Observance of S&C can be assessed, at a member’s request, by the IMF and/or the World Bank (and also by the FATF or FATF-style regional bodies (FSRBs) in the case of AML/CFT). In the area of data dissemination, observance is also monitored on a monthly basis for SDDS subscribers and SDDS Plus adherents.
In the financial sector regulation and supervision areas, standards, when assessed in the context of the Financial Sector Assessment Program (FSAP), are summarized in ROSCs, which may accompany the FSAP report to the Executive Board.
In the fiscal policy transparency area, Fiscal Transparency Evaluations (FTEs) assess countries against the Fiscal Transparency Code. FTEs provide quantified analyses of the scale and sources of fiscal vulnerability involving a set of fiscal transparency indicators, a summary of country fiscal transparency strengths and reform priorities using heat maps, and an optional fiscal transparency action plan to help countries address reform priorities.

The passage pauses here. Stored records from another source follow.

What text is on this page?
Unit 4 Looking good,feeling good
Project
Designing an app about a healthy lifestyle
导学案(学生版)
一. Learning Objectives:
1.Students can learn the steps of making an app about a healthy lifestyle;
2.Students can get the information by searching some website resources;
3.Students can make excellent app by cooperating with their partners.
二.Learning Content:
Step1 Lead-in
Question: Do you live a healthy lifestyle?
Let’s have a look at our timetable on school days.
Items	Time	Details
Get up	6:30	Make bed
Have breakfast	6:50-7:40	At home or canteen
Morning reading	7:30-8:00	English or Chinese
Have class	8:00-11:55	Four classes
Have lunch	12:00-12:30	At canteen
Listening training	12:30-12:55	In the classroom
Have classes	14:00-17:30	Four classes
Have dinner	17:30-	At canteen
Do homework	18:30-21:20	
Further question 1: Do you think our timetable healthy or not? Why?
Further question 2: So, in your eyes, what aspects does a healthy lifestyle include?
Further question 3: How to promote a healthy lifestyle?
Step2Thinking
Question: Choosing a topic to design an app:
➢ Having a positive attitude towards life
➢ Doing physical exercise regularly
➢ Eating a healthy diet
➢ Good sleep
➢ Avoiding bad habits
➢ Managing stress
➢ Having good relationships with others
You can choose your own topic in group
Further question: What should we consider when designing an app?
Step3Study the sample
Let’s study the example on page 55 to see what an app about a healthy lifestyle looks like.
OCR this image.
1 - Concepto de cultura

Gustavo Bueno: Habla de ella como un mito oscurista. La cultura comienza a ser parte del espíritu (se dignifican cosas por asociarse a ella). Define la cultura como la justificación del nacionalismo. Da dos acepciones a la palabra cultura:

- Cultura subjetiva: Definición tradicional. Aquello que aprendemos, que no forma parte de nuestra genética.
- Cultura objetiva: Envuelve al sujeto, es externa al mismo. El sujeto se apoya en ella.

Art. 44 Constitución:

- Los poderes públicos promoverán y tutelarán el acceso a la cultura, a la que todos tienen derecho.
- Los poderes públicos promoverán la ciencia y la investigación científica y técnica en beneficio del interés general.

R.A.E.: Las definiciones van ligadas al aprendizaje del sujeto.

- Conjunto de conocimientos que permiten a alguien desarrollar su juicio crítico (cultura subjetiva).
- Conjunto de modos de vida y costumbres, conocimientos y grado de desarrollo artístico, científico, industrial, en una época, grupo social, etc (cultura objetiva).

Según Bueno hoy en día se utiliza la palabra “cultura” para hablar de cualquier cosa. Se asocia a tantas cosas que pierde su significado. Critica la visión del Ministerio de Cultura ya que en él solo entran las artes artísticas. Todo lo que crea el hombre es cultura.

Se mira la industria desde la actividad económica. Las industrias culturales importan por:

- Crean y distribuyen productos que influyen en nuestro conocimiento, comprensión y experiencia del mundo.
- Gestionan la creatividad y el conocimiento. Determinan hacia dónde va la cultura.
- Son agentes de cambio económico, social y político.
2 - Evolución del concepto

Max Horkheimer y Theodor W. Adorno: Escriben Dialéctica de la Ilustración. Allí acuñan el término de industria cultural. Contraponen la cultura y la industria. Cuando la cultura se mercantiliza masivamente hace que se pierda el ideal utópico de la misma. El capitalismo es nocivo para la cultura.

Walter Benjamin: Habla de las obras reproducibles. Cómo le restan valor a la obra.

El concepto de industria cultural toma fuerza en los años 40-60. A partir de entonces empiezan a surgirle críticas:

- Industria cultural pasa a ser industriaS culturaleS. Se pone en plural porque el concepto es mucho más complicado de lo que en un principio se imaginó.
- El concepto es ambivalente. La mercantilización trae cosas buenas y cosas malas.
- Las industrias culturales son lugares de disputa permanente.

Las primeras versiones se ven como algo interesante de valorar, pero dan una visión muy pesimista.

In most instances, there is flexibility in how assessments are done. The findings of an initial assessment may be updated in a reassessment, which can be a new assessment or, in certain areas, a targeted review in which only selected elements of individual standards are evaluated based on pre-specified (for example, risk-based) criteria. FTEs allow for modular assessments covering individual pillars of the Fiscal Transparency Code, which facilitate greater focus on the most pressing transparency issues. The generic DQAF may be applied to seven dataset-specific frameworks. In the case of AML/CFT, all jurisdictions that have joined the FATF network (i.e., the majority of the Fund and World Bank membership) have agreed to undergo regular assessments against the standard. The first assessment is comprehensive—the follow-up assessment (which should take place five years after the first assessment under the prevailing standard)—will be targeted. The findings of the assessment (or, in due course, targeted follow-up assessments) are used in all relevant work streams (e.g., Fund surveillance, capacity development on AML/CFT). Countries are responsible for implementing the recommendations from a standards assessment or review (whether in a ROSC, FSAP, or FTE, etc.) and many request technical assistance from the IMF and other international bodies to do so.

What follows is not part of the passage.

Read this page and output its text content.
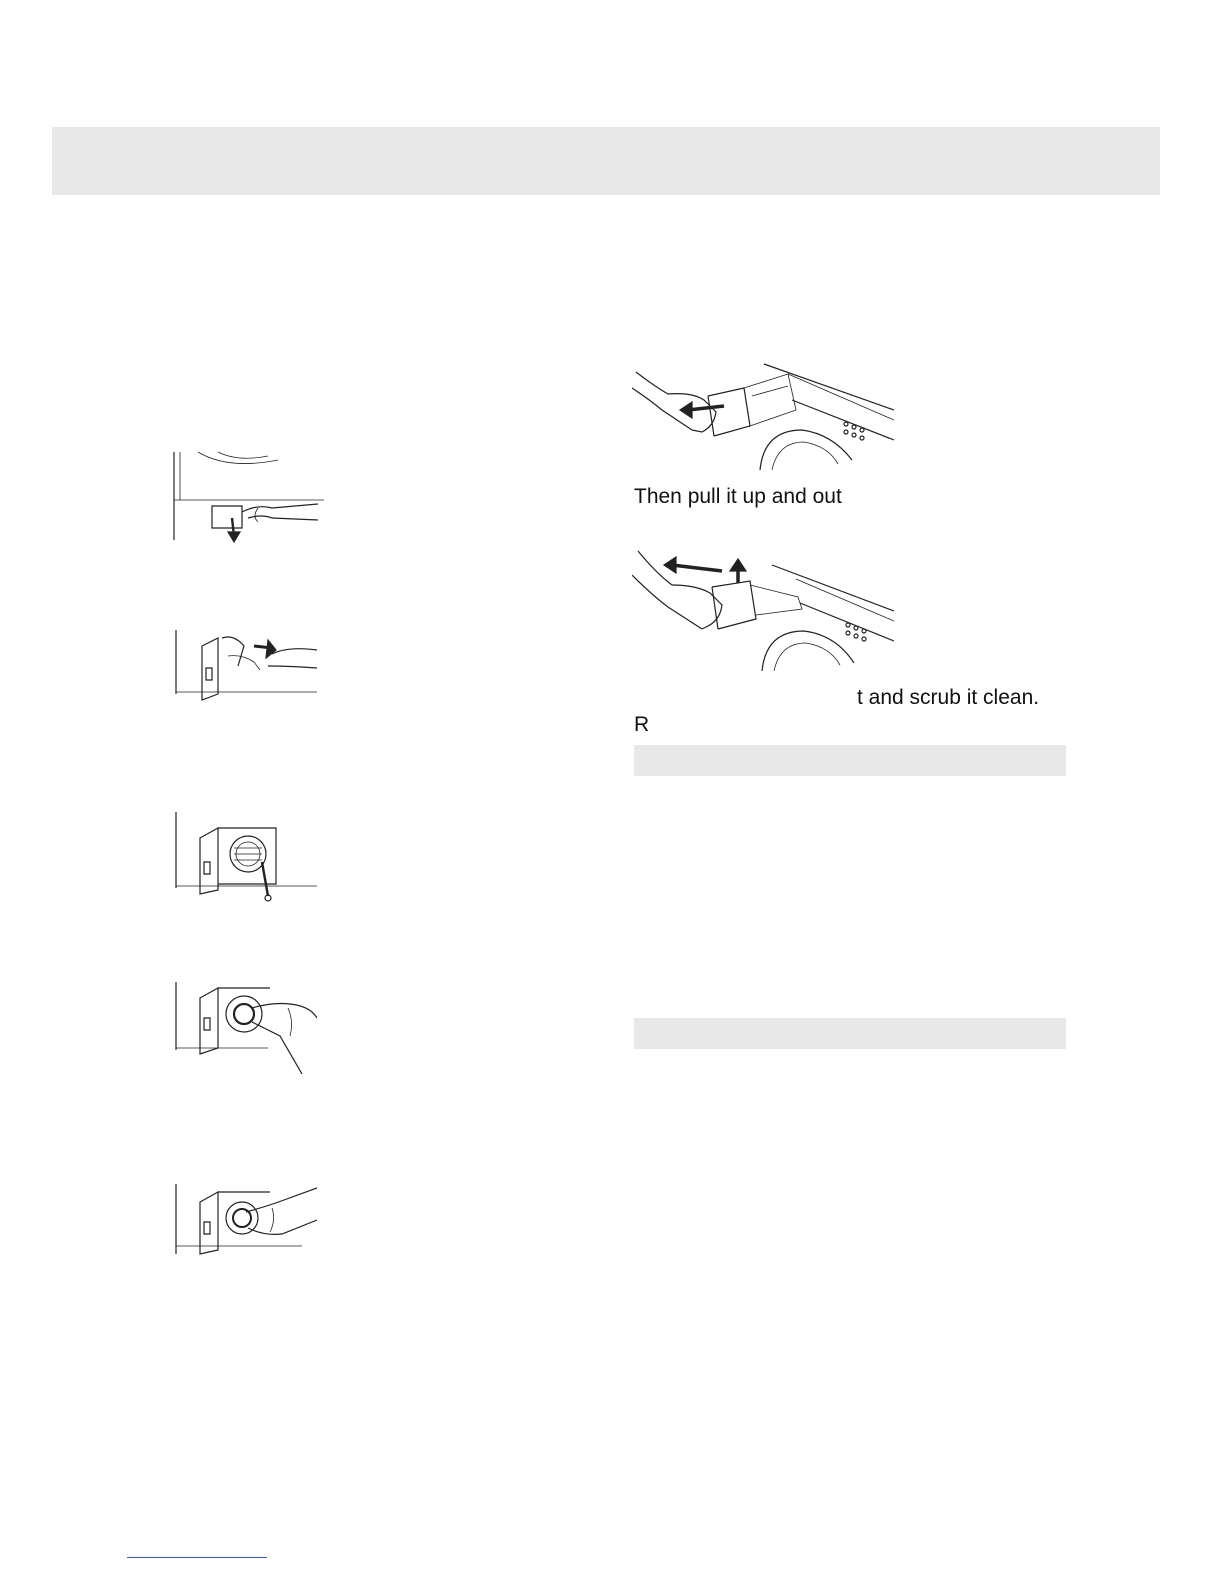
Then pull it up and out
t and scrub it clean.
R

Participation in the S&C initiative through a request for ROSCs and FTEs is voluntary. The publication of Fund ROSCs and FTEs is also voluntary, but presumed. Most of the IMF’s member countries have completed one or more ROSCs. As of end-December 2016, about 1,400 S&C outputs (mainly ROSCs) have been produced. 73 percent of ROSCs completed through end-2016 were published. As of end-March 2017, 21 FTEs have also been conducted—15 of which have been published—covering countries across a range of regions and income levels.